Week 1: The Foundations
Reading through week 1 assignment and chapter I of the text book, I couldn't help but think of how lucky I have been in my career and how intuitive life analogies apply to work dynamics and business processes.
I have been lucky in my career to work mainly with growing technology companies applying, for the most, the latest agile and best practices in running the business and the organization units. So having a solid foundation to build strategy and an operating business model has always felt as if it goes without saying. The examples provided in illustrating the importance of a good foundation to execute strategy remind me of several clients I had dealt with during implementation phases of projects as professional services work: bringing advanced software solutions to business needs in ever changing landscape of technology and business processes. Some of these projects were successful in delivery and in results; others were painful exercises of introducing new tools to a land-mine field of complex and intricate silos of units and teams. In every successful project, the client had a good foundation for execution.
Life analogies always force themselves in common every day activities whether one is addressing a coding problem, integrating systems, analyzing data, or solving a business problem. The same way one needs foundations for learning a language, a tool, a human activity, the same way an organization has to have foundation for running its business. I was reading the example of walking and running (you need to walk before learning to run) and couldn't help but think of how in EA 871 where the basics of Enterprise Architecture described having the artifacts and components as crucial to successful EA. It is intuitive from life to have components and tools that you can leverage to use to solve or build even though they were not meant specific for that purpose (a far extreme example is using a long screw driver as a stethoscope on a car engine). The dynamic essence of life forces the the skill of adaptation and not volume or strength to be at the highest of importance (that's how scientists say we beat the dinosaurs!), and the same principle applies to an organization: the better the foundation, tools and resources, the higher the competitive edge, business value and successful longevity it has.
Thanks for reading these rambling thoughts and I truly welcome thoughts and comments.
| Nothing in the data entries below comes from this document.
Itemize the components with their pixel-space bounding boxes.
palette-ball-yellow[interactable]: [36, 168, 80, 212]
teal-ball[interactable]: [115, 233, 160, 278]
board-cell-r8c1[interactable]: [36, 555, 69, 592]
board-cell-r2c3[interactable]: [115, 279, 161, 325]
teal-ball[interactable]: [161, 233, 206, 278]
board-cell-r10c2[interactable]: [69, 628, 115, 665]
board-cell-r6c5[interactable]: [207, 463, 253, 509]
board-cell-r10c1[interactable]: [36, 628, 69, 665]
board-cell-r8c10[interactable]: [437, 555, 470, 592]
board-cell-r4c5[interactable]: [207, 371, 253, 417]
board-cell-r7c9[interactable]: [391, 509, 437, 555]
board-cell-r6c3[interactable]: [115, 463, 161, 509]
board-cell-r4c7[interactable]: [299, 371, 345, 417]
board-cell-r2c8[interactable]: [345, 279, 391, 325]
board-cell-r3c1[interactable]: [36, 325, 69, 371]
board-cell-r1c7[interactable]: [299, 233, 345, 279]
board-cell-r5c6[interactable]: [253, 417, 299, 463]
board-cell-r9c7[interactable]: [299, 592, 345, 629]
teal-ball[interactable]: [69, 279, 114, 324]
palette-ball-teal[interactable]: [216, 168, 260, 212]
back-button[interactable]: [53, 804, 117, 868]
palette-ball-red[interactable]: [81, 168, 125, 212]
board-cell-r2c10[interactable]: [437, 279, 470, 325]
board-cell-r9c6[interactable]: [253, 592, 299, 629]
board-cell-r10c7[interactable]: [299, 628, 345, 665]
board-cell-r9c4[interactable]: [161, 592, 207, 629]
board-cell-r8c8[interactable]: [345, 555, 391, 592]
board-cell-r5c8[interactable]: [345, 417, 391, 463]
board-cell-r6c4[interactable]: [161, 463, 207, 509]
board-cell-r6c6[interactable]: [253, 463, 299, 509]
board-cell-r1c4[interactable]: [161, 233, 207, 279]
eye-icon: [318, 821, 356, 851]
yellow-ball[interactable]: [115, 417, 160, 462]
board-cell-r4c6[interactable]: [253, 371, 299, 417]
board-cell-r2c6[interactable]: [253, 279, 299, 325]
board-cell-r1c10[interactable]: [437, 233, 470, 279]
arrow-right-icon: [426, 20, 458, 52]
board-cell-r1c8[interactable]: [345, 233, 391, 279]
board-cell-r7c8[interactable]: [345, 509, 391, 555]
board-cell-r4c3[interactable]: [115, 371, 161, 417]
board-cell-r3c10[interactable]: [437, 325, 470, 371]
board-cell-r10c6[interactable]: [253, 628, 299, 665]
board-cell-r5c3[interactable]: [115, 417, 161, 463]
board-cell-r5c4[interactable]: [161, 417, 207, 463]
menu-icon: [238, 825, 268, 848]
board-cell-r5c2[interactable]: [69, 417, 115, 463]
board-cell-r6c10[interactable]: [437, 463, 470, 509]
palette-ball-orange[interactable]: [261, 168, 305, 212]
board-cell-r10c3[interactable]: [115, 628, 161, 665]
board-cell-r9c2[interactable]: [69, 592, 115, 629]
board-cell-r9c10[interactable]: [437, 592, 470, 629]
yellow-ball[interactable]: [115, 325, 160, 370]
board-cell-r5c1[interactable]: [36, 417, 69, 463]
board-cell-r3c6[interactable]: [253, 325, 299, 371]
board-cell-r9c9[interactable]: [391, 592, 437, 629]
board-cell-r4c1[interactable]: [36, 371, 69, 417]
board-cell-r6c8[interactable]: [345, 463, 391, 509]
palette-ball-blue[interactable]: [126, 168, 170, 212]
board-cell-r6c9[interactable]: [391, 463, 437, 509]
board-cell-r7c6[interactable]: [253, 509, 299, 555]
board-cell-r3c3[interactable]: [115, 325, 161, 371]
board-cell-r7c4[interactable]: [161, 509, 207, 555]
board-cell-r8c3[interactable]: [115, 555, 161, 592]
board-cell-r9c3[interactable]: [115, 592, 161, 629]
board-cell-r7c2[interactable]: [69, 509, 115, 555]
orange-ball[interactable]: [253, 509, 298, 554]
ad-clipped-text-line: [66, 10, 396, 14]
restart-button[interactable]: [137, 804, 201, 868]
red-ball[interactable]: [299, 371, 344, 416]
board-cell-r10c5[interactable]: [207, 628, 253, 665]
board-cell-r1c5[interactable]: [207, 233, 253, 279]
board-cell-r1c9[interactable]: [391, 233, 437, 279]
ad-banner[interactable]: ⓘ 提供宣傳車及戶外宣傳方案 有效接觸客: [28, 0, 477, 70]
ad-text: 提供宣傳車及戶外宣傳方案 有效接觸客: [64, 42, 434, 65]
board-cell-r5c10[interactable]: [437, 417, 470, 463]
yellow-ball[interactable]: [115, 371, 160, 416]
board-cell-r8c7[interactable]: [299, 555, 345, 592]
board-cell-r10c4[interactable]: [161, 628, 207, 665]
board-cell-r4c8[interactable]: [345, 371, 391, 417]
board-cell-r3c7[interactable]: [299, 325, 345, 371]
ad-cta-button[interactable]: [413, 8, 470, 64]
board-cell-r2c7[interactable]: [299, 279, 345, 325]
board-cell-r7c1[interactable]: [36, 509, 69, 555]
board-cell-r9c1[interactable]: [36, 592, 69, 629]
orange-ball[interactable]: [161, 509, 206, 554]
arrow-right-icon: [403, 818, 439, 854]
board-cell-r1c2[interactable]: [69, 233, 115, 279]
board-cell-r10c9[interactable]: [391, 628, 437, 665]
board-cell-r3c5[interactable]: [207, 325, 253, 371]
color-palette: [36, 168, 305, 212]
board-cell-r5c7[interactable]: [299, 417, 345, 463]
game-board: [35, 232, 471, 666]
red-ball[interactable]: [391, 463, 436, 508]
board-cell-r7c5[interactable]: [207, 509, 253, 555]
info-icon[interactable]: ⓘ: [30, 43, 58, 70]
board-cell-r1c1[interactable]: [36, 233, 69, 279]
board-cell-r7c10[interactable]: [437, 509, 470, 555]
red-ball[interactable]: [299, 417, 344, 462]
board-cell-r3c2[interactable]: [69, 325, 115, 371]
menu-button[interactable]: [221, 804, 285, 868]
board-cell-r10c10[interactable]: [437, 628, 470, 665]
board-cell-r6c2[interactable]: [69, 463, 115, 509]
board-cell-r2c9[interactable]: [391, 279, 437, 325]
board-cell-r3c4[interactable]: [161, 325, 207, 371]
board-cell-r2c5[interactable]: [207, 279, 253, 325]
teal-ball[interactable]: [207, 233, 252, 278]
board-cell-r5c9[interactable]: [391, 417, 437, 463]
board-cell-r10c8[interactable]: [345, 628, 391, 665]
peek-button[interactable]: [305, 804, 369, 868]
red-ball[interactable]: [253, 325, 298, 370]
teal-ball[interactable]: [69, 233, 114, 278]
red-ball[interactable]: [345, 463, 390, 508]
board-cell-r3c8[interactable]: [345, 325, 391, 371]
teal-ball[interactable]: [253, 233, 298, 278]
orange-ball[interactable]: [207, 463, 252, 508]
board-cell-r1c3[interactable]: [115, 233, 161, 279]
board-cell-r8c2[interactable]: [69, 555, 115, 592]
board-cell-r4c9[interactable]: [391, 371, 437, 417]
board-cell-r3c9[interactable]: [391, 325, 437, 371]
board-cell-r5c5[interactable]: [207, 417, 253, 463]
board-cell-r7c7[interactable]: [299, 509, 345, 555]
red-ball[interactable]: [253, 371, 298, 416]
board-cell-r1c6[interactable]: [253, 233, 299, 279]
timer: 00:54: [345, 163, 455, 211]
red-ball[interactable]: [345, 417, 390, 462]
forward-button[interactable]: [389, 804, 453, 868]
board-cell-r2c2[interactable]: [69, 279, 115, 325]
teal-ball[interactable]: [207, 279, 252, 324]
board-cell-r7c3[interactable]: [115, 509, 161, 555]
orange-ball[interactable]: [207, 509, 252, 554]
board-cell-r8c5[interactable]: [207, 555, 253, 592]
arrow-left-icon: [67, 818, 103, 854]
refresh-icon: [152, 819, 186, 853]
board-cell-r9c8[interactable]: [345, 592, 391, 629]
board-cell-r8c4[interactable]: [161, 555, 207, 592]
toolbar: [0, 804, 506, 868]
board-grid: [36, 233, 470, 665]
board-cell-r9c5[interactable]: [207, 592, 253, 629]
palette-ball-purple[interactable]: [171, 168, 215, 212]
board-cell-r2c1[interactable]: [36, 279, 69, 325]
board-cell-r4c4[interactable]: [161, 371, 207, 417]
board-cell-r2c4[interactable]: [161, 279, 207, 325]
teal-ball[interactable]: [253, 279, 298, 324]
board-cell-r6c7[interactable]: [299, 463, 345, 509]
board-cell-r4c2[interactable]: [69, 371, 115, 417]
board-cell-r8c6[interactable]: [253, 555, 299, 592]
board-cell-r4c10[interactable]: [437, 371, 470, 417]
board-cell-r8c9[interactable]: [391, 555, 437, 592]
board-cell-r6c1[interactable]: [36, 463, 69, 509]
If you have made it to this line, I leave you with this article that I found this week (" http://blogs.informatica.com/2015/10/02/state-enterprise-data-business-problem/#fbid=qcdGz5je-Qr ") which is a perfect introduction into why EA is on the top list of my interests as it relates to data, analytics and cloud.
Anthony Brittingham Jr
ReplyDeleteAs I read your post, I couldn’t help but agree with your assessment in regards to the fundamental principles of Enterprise Architecture. It reminded me of my time in the United States Marine Corps and the mentality of work with what you have. However, this was probably the worst thing to do because it forced you to use a tool or a process and force it to do something it wasn’t intended for. In all fairness, it forces Marines to be adaptable in different situations but the process or tools are not repeatable. For a lot of businesses, they are still in the crawl state and it isn’t until they take their first step towards a repeatable process that they increase their revenues. Just look at all of the business mergers happening today. They noticed there was a process that they were not doing that the other company was already doing well. In short, Enterprise Architecture is helping a company that is currently crawling and helping them take their first step to running.